The Court of Justice of the European Union (“CJEU”) in its ruling in case C-340/21 in the names of “VB vs Natsionalna agentsia za prihodite”, has determined that the apprehension of potential misuse of personal data can be considered as non-material harm.
The Bulgarian National Revenue Agency (“NAP”) holds the role of identifying, safeguarding, and recouping public debts, functioning as a controller of personal data in this capacity. In the year 2019, media outlets disclosed a breach in the NAP IT system, exposing that, subsequent to this cyberattack, personal information of millions of data subjects had been disclosed on the internet. In fact, numerous individuals initiated legal proceedings against the NAP, seeking compensation for non-material harm arising from the anxiety of the potential misuse involving their data.
Subsequently, the Bulgarian Supreme Administrative Court raised multiple queries to the CJEU concerning the interpretation of GDPR. Specifically, it sought elucidation on the criteria for granting compensation for non-material harm, as invoked by an individual whose personal data, under the custody of a public agency, were exposed on the internet after a cybercriminal attack.
The CJEU stated that in cases of unauthorized disclosure or access to personal data, the mere occurrence of such events does not automatically imply that the protective measures implemented by the data controller were inadequate.
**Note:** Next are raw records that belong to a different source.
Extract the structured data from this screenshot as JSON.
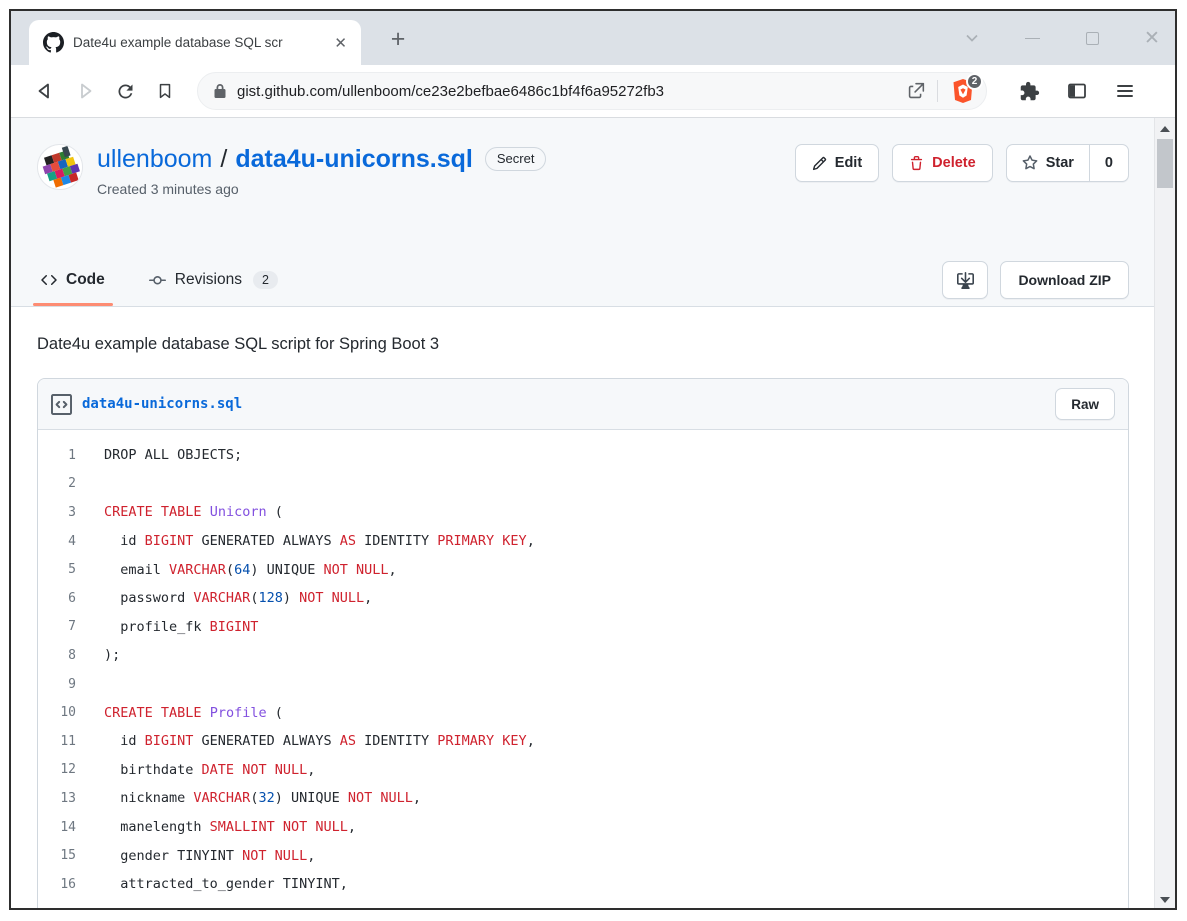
{
  "browser": {
    "tab_title": "Date4u example database SQL scr",
    "url": "gist.github.com/ullenboom/ce23e2befbae6486c1bf4f6a95272fb3",
    "shield_badge": "2"
  },
  "gist": {
    "owner": "ullenboom",
    "slash": "/",
    "title_file": "data4u-unicorns.sql",
    "visibility": "Secret",
    "created": "Created 3 minutes ago",
    "edit_label": "Edit",
    "delete_label": "Delete",
    "star_label": "Star",
    "star_count": "0",
    "tab_code": "Code",
    "tab_revisions": "Revisions",
    "revisions_count": "2",
    "download_zip": "Download ZIP",
    "description": "Date4u example database SQL script for Spring Boot 3",
    "file_name": "data4u-unicorns.sql",
    "raw_label": "Raw"
  },
  "code": {
    "lines": [
      {
        "num": "1",
        "tokens": [
          [
            "DROP ALL OBJECTS;",
            "p"
          ]
        ]
      },
      {
        "num": "2",
        "tokens": []
      },
      {
        "num": "3",
        "tokens": [
          [
            "CREATE TABLE",
            "k"
          ],
          [
            " ",
            "p"
          ],
          [
            "Unicorn",
            "e"
          ],
          [
            " (",
            "p"
          ]
        ]
      },
      {
        "num": "4",
        "tokens": [
          [
            "  id ",
            "p"
          ],
          [
            "BIGINT",
            "k"
          ],
          [
            " GENERATED ALWAYS ",
            "p"
          ],
          [
            "AS",
            "k"
          ],
          [
            " IDENTITY ",
            "p"
          ],
          [
            "PRIMARY KEY",
            "k"
          ],
          [
            ",",
            "p"
          ]
        ]
      },
      {
        "num": "5",
        "tokens": [
          [
            "  email ",
            "p"
          ],
          [
            "VARCHAR",
            "k"
          ],
          [
            "(",
            "p"
          ],
          [
            "64",
            "n"
          ],
          [
            ") UNIQUE ",
            "p"
          ],
          [
            "NOT NULL",
            "k"
          ],
          [
            ",",
            "p"
          ]
        ]
      },
      {
        "num": "6",
        "tokens": [
          [
            "  password ",
            "p"
          ],
          [
            "VARCHAR",
            "k"
          ],
          [
            "(",
            "p"
          ],
          [
            "128",
            "n"
          ],
          [
            ") ",
            "p"
          ],
          [
            "NOT NULL",
            "k"
          ],
          [
            ",",
            "p"
          ]
        ]
      },
      {
        "num": "7",
        "tokens": [
          [
            "  profile_fk ",
            "p"
          ],
          [
            "BIGINT",
            "k"
          ]
        ]
      },
      {
        "num": "8",
        "tokens": [
          [
            ");",
            "p"
          ]
        ]
      },
      {
        "num": "9",
        "tokens": []
      },
      {
        "num": "10",
        "tokens": [
          [
            "CREATE TABLE",
            "k"
          ],
          [
            " ",
            "p"
          ],
          [
            "Profile",
            "e"
          ],
          [
            " (",
            "p"
          ]
        ]
      },
      {
        "num": "11",
        "tokens": [
          [
            "  id ",
            "p"
          ],
          [
            "BIGINT",
            "k"
          ],
          [
            " GENERATED ALWAYS ",
            "p"
          ],
          [
            "AS",
            "k"
          ],
          [
            " IDENTITY ",
            "p"
          ],
          [
            "PRIMARY KEY",
            "k"
          ],
          [
            ",",
            "p"
          ]
        ]
      },
      {
        "num": "12",
        "tokens": [
          [
            "  birthdate ",
            "p"
          ],
          [
            "DATE",
            "k"
          ],
          [
            " ",
            "p"
          ],
          [
            "NOT NULL",
            "k"
          ],
          [
            ",",
            "p"
          ]
        ]
      },
      {
        "num": "13",
        "tokens": [
          [
            "  nickname ",
            "p"
          ],
          [
            "VARCHAR",
            "k"
          ],
          [
            "(",
            "p"
          ],
          [
            "32",
            "n"
          ],
          [
            ") UNIQUE ",
            "p"
          ],
          [
            "NOT NULL",
            "k"
          ],
          [
            ",",
            "p"
          ]
        ]
      },
      {
        "num": "14",
        "tokens": [
          [
            "  manelength ",
            "p"
          ],
          [
            "SMALLINT",
            "k"
          ],
          [
            " ",
            "p"
          ],
          [
            "NOT NULL",
            "k"
          ],
          [
            ",",
            "p"
          ]
        ]
      },
      {
        "num": "15",
        "tokens": [
          [
            "  gender TINYINT ",
            "p"
          ],
          [
            "NOT NULL",
            "k"
          ],
          [
            ",",
            "p"
          ]
        ]
      },
      {
        "num": "16",
        "tokens": [
          [
            "  attracted_to_gender TINYINT,",
            "p"
          ]
        ]
      }
    ]
  },
  "colors": {
    "accent_underline": "#fd8c73",
    "link_blue": "#0969da",
    "keyword_red": "#cf222e",
    "entity_purple": "#8250df",
    "number_blue": "#0550ae",
    "delete_red": "#cf222e",
    "brave_orange": "#fb542b"
  }
}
The court went on to say in this regard that the appropriateness of these measures must be evaluated by the courts.
Furthermore, the CJEU continued to explain that the burden of proof regarding the adequacy of the said protective measures ultimately lies with the data controller, who must be able to demonstrate that the measures implemented were indeed appropriate ones.
Additionally, the CJEU reiterated that if a third party, such as cybercriminals, is responsible for the unauthorized disclosure or access to personal data, the data controller may be obligated to compensate affected data subjects unless it can prove that it bears no responsibility for the incurred damage.
Finally, and most prominently, the CJEU remarked that the anxiety experienced by the data subjects regarding the potential misuse of their personal data by third parties due to a GDPR violation, can in and of itself constitute ‘non-material damage’.
We have seen the concept of ‘non-material damage’ arise in various previous case-law albeit not in the context of cyberattacks, when it comes to the CJEU. In fact, in the case C-131/12 in the name of “Google Inc. vs Agencia Española de Protección de Datos (AEPD), Mario Costeja González” Case C-131/12,the CJEU had ruled that individuals have the right to request the removal of certain personal information from search engine results under certain conditions and failure to comply could result in non-material damages. In yet another case in the name of “Fashion ID GmbH & Co. KG v Verbraucherzentrale NRW eV” Case C-40/17, the concept of non-material damages was delved into yet again. This case dealt with the responsibility of websites embedding social media plugins for obtaining user consent. The CJEU clarified aspects related to joint controllership and the liability for non-material damage in cases of non-compliance with data protection rules.